Les idées foisonnent
La présidente du Medef, Laurence Parisot, tient un langage différent : pour elle, il faut « créer les conditions d’une concurrence totale » pour arriver « au prix vrai ». « Toutes les matières premières ont augmenté d’une manière spectaculaire ces huit derniers mois » et, pour lutter contre cette flambée, « il faut créer les conditions d’une concurrence totale et libre, et les conditions d’une négociation la plus libre possible entre fabricants, fournisseurs et distributeurs », dit-elle, mais il ne faut pas « toucher aux seuils de revente à perte, parce que ça irait trop loin ».
Sur l’interventionnisme du Premier ministre, Mme Parisot pense que «s’il s’agit de dire qu’on va agir de manière étatiste pour faire baisser les prix, ça fera plaisir dans l’instant, mais ensuite les effets pervers seront pires que tout ». Mais pour la présidente du Medef « ce qui se passe aujourd’hui sur les prix agricoles, c’est aussi une chance formidable pour notre pays, pour l’ensemble de notre filière agroalimentaire : est-ce que ce n’est pas notre puits de pétrole à nous ? une chance pour installer de nouvelles industries ? ».
Enfin, à deux semaines des élections municipales, les propositions des partis politiques, syndicats et patronat continuent d’affluer.
Le secrétaire national UMP chargé de l’économie, Frédéric Lefebvre, a ainsi préconisé un double étiquetage « prix-évolution des prix en pourcentage » afin de « mieux informer » les consommateurs sur leur pouvoir d’achat.

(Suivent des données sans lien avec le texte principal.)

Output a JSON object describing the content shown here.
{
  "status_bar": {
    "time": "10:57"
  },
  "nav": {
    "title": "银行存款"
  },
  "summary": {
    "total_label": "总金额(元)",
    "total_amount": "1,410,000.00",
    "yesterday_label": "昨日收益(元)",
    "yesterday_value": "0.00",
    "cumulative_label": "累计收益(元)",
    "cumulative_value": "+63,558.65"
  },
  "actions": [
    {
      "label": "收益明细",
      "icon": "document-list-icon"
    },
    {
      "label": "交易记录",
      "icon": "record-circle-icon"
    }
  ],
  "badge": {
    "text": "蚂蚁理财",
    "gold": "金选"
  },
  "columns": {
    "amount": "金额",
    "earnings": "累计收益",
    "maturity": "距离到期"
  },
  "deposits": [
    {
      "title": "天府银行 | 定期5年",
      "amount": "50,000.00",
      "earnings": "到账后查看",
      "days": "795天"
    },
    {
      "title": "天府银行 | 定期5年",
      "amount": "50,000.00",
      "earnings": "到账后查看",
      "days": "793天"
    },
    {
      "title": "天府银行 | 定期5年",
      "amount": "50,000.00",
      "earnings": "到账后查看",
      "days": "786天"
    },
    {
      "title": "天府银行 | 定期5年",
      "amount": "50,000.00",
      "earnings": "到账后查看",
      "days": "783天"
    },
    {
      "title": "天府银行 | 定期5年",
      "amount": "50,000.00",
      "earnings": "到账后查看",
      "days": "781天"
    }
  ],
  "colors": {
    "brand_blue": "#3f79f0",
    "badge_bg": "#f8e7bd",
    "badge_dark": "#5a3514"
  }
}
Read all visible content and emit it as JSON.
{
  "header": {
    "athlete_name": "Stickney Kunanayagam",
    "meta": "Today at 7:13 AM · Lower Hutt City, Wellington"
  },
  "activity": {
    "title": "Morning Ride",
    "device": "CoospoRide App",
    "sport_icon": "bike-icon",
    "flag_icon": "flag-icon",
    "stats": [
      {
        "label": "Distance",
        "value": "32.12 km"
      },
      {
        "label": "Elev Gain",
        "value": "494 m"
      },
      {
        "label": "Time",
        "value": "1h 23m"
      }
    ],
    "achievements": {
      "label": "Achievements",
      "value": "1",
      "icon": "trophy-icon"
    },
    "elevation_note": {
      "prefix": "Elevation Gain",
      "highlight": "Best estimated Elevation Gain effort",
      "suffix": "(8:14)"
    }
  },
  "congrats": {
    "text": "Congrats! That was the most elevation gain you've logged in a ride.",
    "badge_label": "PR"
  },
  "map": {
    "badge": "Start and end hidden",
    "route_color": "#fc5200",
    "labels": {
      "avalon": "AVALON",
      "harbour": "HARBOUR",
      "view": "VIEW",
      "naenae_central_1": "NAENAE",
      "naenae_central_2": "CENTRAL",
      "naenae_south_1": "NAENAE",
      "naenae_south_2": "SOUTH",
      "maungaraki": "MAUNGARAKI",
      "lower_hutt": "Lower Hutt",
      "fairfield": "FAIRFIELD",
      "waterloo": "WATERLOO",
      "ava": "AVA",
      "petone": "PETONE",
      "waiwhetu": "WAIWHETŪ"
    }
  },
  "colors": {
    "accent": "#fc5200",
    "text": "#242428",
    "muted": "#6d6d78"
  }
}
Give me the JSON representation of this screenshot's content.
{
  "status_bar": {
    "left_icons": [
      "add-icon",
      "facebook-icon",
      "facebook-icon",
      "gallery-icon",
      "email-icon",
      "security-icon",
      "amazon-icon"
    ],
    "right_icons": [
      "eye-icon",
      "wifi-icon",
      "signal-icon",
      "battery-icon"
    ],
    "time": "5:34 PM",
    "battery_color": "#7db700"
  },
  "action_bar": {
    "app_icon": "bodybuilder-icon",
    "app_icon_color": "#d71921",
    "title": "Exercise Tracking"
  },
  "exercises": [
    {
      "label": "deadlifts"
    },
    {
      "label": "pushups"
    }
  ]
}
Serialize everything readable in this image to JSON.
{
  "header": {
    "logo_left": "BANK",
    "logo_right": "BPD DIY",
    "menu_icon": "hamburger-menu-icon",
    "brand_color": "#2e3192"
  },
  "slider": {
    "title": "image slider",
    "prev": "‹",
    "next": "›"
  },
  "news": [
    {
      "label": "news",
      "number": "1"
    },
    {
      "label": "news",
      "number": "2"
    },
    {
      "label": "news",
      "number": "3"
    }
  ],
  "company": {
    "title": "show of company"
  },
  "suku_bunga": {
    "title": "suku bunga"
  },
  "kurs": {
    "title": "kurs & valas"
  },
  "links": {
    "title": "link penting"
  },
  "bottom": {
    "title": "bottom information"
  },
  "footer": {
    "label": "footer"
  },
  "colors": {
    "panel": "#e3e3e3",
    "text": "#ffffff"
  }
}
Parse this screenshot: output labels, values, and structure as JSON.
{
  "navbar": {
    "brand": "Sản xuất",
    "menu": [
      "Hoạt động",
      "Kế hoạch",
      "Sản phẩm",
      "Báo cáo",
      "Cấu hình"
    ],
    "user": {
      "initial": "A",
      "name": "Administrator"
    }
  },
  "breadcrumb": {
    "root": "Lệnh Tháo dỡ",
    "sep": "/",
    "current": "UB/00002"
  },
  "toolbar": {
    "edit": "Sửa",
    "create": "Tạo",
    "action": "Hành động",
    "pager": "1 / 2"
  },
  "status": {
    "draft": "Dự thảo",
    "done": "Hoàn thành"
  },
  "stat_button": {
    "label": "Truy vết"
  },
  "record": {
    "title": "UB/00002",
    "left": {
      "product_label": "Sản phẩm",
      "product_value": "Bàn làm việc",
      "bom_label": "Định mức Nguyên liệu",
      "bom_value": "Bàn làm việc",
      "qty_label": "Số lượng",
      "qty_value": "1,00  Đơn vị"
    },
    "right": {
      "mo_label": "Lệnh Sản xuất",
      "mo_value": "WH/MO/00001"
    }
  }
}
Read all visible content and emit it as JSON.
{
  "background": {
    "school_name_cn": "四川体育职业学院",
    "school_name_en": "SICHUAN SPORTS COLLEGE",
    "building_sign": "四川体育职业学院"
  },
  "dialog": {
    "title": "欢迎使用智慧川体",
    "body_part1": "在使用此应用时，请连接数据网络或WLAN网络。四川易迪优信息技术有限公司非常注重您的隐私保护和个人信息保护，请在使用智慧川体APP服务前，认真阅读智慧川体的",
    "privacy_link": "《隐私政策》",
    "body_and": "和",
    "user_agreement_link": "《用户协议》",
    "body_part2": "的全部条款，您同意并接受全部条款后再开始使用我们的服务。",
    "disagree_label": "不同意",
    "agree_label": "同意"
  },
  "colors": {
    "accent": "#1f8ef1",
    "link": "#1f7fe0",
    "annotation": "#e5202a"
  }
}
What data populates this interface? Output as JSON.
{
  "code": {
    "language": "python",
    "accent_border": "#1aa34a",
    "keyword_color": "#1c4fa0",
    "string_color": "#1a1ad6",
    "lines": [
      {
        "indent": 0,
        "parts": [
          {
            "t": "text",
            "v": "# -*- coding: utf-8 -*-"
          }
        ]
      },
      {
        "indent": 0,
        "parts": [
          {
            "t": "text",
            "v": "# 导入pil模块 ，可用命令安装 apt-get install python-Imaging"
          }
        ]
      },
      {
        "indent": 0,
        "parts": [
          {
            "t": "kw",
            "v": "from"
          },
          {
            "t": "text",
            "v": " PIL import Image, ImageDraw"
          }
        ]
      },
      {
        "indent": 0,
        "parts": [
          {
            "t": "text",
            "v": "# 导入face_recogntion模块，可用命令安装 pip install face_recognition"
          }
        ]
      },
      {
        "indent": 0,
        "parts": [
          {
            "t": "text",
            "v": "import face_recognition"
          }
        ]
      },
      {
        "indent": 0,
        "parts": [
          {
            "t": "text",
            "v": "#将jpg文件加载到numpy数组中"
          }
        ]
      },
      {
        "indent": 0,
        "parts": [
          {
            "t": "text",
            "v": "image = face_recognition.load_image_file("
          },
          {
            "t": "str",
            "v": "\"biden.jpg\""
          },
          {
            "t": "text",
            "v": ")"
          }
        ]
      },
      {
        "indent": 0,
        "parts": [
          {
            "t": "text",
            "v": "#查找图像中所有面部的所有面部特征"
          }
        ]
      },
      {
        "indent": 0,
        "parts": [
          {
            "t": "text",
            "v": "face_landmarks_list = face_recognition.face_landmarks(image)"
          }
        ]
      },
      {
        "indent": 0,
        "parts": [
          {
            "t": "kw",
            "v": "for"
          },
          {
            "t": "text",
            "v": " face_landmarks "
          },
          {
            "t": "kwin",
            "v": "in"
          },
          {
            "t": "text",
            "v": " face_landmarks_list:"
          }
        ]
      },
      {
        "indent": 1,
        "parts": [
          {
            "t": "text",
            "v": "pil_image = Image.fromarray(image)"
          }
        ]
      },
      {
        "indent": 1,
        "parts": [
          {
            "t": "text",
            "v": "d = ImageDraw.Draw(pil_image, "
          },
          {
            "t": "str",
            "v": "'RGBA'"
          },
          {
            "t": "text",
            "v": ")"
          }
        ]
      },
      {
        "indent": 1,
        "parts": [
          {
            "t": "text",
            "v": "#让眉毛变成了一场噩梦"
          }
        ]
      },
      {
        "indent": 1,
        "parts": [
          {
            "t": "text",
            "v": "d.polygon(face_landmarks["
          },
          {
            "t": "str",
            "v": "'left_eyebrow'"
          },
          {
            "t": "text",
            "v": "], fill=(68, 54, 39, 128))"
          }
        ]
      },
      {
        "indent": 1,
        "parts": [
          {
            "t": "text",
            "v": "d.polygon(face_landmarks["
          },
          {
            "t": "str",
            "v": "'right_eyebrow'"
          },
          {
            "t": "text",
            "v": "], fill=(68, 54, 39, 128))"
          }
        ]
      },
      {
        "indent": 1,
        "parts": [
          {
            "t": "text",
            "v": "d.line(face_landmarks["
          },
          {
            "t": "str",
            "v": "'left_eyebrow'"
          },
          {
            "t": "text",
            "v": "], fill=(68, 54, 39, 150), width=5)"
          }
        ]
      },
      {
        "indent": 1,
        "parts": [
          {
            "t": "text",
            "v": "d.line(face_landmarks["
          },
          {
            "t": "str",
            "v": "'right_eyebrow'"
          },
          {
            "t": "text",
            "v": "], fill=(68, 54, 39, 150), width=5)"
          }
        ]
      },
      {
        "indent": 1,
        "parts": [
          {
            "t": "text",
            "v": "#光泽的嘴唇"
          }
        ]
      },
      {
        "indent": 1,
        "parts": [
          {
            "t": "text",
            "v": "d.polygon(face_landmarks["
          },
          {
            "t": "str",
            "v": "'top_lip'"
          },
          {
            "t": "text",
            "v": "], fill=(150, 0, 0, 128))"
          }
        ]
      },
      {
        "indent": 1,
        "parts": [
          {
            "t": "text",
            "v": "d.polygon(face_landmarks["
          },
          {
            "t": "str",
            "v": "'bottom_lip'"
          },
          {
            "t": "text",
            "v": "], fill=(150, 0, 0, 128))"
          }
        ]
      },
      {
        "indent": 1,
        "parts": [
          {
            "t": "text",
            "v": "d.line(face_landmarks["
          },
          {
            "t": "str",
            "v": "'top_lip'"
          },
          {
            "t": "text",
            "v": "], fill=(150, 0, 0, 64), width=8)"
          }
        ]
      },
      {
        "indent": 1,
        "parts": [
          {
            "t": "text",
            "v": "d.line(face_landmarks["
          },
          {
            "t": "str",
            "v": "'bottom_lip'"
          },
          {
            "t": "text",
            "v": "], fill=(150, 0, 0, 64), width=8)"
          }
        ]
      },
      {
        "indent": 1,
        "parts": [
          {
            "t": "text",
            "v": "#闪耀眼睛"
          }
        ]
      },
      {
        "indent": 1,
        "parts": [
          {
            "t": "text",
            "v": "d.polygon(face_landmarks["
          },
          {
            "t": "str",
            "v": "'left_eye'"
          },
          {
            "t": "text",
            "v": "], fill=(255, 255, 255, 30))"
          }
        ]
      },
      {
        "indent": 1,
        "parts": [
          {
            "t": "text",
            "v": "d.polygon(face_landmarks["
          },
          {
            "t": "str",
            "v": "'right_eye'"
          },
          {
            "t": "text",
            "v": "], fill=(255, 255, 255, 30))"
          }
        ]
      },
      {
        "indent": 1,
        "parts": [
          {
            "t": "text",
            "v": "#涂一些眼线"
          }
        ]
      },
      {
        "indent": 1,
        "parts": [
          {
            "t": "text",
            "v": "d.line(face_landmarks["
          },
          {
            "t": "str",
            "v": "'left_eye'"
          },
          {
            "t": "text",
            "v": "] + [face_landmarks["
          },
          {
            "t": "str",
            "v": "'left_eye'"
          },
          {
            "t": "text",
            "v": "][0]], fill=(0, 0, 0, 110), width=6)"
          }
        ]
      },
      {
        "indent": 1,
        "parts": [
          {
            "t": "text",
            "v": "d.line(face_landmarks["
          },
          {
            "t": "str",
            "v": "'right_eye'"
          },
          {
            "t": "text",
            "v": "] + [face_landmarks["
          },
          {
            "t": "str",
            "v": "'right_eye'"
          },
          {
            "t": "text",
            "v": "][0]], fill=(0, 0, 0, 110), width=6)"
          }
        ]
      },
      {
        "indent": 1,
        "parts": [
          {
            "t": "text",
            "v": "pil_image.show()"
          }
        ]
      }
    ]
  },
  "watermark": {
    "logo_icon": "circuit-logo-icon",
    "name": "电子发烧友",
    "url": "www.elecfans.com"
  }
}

François Sauvadet, président du groupe Nouveau centre à l’Assemblée, devrait de son côté déposer « dans les prochains jours » une proposition de résolution demandant la création d’une commission d’enquête parlementaire sur les prix des produits alimentaires.
Mais pour le syndicat CFE-CGC, le gouvernement doit déjà faire appliquer les sanctions infligées aux industriels pour entente illicite sur les prix s’il veut défendre les consommateurs, plutôt que de faire des « effets de manche » dans la grande distribution. Le PCF a, quant à lui, qualifié de « cinéma » l’opération « coup de poing » annoncée par François Fillon, invitant le gouvernement à apporter plutôt des réponses « utiles » comme «une baisse immédiate de la TVA sur les produits de première nécessité ».